“She will tell the king,” said Atossa aloud, when she was gone. “I care not—but I will keep the knife,” she added, laying the keen blade upon the table, amid the little instruments of her toilet.
But Nehushta ran fast through the corridors and halls till she came to her slaves who had waited for her at the entrance to the queen’s apartment. Then she seemed to recollect herself, and slackened her pace, and went on to her own chambers. But, her women saw her pale face, and whispered together as they cautiously followed her.
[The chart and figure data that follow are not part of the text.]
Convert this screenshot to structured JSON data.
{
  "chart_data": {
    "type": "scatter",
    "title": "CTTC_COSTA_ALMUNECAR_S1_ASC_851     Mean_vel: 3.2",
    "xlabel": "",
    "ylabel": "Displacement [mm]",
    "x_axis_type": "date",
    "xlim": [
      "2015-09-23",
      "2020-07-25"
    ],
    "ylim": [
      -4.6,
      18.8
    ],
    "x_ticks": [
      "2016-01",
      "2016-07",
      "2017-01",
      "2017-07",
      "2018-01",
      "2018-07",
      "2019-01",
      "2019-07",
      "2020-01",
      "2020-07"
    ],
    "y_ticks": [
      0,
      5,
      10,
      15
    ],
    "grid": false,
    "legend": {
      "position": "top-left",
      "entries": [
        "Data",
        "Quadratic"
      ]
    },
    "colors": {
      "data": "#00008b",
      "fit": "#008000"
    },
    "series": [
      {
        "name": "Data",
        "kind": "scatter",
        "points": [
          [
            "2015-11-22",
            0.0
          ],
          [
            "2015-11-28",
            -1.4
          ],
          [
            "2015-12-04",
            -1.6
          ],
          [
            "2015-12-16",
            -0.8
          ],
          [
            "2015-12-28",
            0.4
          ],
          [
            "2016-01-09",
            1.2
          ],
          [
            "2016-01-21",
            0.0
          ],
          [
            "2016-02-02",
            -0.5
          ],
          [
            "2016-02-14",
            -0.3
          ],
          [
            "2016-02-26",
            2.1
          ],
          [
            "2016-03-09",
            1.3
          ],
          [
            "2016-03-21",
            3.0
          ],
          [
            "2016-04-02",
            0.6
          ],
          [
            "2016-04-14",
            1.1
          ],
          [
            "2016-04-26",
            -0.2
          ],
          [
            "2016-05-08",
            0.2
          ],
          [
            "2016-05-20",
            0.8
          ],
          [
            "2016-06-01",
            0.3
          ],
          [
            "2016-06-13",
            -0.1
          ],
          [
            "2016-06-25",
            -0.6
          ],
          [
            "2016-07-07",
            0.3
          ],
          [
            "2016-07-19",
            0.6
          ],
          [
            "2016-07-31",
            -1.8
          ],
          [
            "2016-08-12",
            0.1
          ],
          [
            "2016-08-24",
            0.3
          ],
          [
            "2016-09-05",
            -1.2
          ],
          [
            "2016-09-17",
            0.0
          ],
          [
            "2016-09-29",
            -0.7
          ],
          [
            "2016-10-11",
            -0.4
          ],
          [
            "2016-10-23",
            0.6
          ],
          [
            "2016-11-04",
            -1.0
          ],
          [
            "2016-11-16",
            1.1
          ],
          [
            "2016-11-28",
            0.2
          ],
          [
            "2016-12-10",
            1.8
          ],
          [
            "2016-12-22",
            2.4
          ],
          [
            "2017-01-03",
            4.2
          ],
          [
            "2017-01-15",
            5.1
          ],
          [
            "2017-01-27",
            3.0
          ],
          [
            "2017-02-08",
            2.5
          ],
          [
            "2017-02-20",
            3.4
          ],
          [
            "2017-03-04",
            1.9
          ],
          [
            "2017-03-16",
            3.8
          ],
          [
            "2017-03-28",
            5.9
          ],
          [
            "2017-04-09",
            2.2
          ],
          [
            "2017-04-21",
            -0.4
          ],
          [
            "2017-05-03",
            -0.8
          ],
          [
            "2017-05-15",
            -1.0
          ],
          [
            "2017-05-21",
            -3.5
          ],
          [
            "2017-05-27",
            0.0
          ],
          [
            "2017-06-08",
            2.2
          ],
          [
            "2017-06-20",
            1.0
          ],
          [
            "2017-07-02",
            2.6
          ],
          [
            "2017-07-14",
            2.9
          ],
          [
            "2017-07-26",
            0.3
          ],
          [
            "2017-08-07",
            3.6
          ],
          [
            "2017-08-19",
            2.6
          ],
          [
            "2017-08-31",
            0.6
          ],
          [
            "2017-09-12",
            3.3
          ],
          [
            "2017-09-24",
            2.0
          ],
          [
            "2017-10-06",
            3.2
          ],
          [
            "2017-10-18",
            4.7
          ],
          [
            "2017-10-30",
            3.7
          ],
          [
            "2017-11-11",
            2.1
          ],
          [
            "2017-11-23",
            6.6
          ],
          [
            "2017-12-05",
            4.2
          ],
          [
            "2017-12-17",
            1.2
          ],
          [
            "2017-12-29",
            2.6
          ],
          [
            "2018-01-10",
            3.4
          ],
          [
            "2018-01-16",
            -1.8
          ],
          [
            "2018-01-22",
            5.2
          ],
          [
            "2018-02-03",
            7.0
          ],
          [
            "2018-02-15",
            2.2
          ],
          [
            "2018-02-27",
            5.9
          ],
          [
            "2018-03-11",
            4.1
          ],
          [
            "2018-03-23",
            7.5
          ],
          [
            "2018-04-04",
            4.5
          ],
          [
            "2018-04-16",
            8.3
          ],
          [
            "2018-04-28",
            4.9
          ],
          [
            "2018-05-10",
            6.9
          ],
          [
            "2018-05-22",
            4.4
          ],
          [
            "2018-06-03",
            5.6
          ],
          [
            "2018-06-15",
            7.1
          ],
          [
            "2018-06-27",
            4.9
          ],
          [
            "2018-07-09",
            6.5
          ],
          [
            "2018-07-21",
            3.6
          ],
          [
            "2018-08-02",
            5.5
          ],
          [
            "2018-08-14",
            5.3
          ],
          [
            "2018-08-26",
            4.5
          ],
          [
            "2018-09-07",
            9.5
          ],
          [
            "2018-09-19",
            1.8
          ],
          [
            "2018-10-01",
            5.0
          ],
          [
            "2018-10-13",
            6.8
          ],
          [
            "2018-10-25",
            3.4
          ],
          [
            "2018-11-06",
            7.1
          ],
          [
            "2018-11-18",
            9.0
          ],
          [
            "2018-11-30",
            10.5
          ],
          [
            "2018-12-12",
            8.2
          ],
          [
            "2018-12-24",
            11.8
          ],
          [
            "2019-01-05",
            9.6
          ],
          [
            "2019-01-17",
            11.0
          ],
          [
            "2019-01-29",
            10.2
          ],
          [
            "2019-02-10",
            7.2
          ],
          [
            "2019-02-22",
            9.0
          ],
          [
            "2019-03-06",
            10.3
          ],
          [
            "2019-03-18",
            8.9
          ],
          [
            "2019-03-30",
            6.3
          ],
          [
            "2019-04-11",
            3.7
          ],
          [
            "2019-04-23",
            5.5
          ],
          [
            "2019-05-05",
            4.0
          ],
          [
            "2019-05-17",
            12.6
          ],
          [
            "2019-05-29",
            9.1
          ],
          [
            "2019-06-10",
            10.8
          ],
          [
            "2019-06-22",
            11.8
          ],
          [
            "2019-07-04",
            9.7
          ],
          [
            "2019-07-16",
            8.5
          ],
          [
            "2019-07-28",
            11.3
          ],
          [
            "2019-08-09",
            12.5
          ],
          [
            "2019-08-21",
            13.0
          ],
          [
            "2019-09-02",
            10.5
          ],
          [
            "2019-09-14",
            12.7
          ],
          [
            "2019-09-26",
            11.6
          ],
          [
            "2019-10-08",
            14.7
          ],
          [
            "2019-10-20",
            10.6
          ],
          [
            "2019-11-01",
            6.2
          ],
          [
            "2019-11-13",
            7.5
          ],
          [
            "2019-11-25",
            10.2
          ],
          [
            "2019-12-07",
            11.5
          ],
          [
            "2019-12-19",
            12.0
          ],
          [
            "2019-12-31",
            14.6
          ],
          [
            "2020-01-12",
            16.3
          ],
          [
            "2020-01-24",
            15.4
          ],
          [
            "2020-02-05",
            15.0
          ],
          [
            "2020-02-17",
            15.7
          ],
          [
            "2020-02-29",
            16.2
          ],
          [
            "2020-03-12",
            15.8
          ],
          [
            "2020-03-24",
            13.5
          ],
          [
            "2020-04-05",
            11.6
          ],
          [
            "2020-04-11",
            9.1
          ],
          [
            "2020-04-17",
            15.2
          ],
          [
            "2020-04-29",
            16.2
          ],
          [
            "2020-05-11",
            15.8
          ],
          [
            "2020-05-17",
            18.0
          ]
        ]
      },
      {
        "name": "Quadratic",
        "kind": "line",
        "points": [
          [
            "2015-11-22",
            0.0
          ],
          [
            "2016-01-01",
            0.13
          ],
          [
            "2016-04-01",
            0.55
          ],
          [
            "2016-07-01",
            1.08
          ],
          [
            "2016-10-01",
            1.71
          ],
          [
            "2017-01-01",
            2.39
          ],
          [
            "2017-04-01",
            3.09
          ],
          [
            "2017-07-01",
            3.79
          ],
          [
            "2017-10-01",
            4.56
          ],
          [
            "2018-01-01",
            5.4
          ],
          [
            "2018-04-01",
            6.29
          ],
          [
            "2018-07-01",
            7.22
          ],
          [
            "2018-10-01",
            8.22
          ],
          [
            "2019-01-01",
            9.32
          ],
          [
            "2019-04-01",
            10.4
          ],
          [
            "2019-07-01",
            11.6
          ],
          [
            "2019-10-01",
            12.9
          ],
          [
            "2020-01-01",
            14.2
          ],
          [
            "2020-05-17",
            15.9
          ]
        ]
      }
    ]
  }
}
She was wretched beyond all words. In a moment, her doubts and her fears had all been realised, and the stain of unfaithfulness had been washed from the memory of her lover. But it was too late to repent her hastiness. She had been married to Darius now for nearly three years, and Zoroaster was a man so changed that she would hardly have recognised him that evening, had she not known that he was in the palace. He looked more like the aged Daniel whom he had buried at Ecbatana than like the lordly warrior of three years ago. She wondered, as she thought of the sound of his voice in the, garden, how she could ever have doubted him, and the remembrance of his clear eyes was both bitter and sweet to her.
She lay upon her silken pillows and wept hot tears for him she had loved long ago, for him and for herself—most of all for the pain she had made him suffer, for that bitter agony that had turned his young, fair locks to snowy white; she wept the tears for him that she could fancy he must have shed in those long years for her. She buried her face and sobbed aloud, so that even the black fan-girl who stood waving the long palm-leaf over her in the dim light of the bedchamber—even the poor black creature from the farther desert, whom her mistress did not half believe human, felt pity for the royal sorrow she saw, and took one hand from the fan to brush the tears from her small red eyes.
Nehushta’s heart was broken, and from that day none saw her smile. In one hour the whole misery of all possible miseries came upon her, and bowed her to the ground, and crushed out the life and the light of her nature. As she lay there, she longed to die, as she had never longed for anything while she lived, and she would have had small hesitation in killing the heart that beat with such agonising pain in her breast—saving that one thought prevented her. She cared not for revenge any more. What was the life of that cold, cruel thing, the queen, worth, that by taking it, she could gain comfort? But she felt and knew that, before she died, she must see Zoroaster once more, and tell him that she knew all the truth—that she knew he had not deceived her, and that she implored his forgiveness for the wrong she had done him. He would let her rest her head upon his breast and weep out her heartful of piteous sorrow once before she died. And then—the quiet stream of the Araxes flowed softly, cold and clear, among the rose-gardens below the palace. The kindly water would take her to its bosom, beneath the summer’s moon, and the nightingales she loved would sing her a gentle good-night—good-night for ever, while the cool wave flowed over her weary breast and aching head.